Occidente se encuentra a las puertas de una regresión totalitaria. Así de contundente se muestra Juan Soto Ivars en su último y estimulante libro La casa del ahorcado . Cómo el tabú asfixia la democracia occidental . Tampoco el diagnóstico de José María Lassalle en su El liberalismo herido pinta un panorama mucho más halagüeño. Un simple repaso a los acontecimientos vividos desde que este siglo dio inicio resulta inquietante: atentados terroristas en Nueva York, el 11-S del 2001; colapso de Lehman Brothers en el 2008 y, por si no lo hubiéramos visto todo, asalto al Capitolio de miles de ciudadanos engalanados con pieles, palos y cascos vikingos, el día de Reyes. En clave doméstica, también los catalanes hicimos nuestra particular aportación rebelde, con el intento de asalto al Parlament, el 1 de octubre del 2018. Paradójicamente, los mismos que aquí reprobaron contundentemente a Donald Trump por su golpismo encubierto se pusieron a silbar ante los hechos vividos en Barcelona.
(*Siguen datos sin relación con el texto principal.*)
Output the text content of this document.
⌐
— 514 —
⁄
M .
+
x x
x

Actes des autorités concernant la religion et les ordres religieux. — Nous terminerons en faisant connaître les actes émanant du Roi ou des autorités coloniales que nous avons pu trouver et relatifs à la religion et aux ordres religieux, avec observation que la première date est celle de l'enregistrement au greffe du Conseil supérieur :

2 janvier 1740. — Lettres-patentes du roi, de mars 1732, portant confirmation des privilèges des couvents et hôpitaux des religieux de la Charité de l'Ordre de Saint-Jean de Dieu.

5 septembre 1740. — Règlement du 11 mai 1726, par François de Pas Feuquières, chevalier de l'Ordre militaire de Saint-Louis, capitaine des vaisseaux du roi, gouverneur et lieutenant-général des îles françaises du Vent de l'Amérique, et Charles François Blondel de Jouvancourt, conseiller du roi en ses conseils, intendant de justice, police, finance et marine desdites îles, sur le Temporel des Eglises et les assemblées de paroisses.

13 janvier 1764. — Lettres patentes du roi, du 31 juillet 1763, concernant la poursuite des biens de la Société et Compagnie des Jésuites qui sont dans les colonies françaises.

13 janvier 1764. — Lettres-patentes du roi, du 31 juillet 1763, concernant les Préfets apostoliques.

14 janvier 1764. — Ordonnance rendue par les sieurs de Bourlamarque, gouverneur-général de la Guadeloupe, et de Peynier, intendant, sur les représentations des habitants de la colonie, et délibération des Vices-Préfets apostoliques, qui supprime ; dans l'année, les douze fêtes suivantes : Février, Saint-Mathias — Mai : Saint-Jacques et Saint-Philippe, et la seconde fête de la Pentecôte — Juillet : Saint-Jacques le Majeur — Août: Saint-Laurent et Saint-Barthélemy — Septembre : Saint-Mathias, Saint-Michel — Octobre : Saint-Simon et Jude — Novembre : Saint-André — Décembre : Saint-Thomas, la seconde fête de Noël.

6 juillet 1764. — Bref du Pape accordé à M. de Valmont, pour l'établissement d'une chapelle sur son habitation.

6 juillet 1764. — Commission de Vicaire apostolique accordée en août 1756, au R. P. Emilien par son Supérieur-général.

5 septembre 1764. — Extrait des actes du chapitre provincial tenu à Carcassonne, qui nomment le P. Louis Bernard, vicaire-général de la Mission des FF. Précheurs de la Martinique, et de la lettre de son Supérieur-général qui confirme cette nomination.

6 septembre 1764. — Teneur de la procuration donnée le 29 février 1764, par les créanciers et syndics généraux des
En mi opinión, aunque comparto totalmente el diagnóstico de Soto Ivars y de Lassalle sobre los males que nos acechan, creo que hay bastantes motivos para la esperanza. El más definitivo, la resiliencia y capacidad de soportar golpes del Estado de derecho. Se ha visto en Estados Unidos con la victoria de Biden en las urnas y en los tribunales, y se está viendo durante la pandemia cuando el poder judicial pone a raya a los poderes ejecutivos y legislativos que, apresurados e inconscientes, parecen dispuestos a suspender derechos fundamentales sin más, porque así se lo sugiere este o aquel presunto experto en salud pública. El Estado de derecho es sólido, como lo es un buen sistema fundamentado en el check and balances , donde un poder contrapesa el otro. En esta robusta cadena democrática solo un eslabón me parece frágil: el de la identidad ciudadana.
Durante mucho tiempo, nuestra personalidad ha tenido un anclaje importante en identidades sociales basadas en la nación, la vecindad, la profesión o la confesión religiosa. Intereses particulares y colectivos parecían fundirse en la manifestación del día del Trabajo, en la misa del domingo de Ramos o en la fiesta patronal del barrio. En los países con un proceso de nacionalización culminado con éxito, también su Diada particular era movilizadora. Pero los tiempos han cambiado y en general, con los vientos hiperindividualistas que corren, todo lo que suena a manifestación grupal huele a gregario y manipulador. Como ha señalado José Carlos Ruiz en su famoso ensayo Filosofía ante el desánimo, los tiempos en los que Gandhi era capaz de movilizar a toda una nación en contra del colonialismo inglés quedan muy lejos. En el fondo, la experiencia del procés fue una especie de emulación romántica y del todo anacrónica de este tipo de prácticas, a los ojos de los más jóvenes del todo extravagantes. Para certificarlo, solo hay que ver la edad y los referentes morales de los que siguen practicándolas.
Este fenómeno, lejos de ser valorado negativamente, puede confirmar el final del borreguismo y la culminación definitiva, por fin, de la autonomía moral ciudadana que un día soñaron Kant y los ilustrados de su generación. Porque, en palabras de Soto Ivars, “ser mujer, hombre, gay o hetero son identidades de mierda”. Lo que nos dignifica es que somos ciudadanos dotados de derechos y obligaciones y que estamos, por estos sí, dispuestos a movilizarnos en su defensa. - Santi Vila - lavanguardia.com.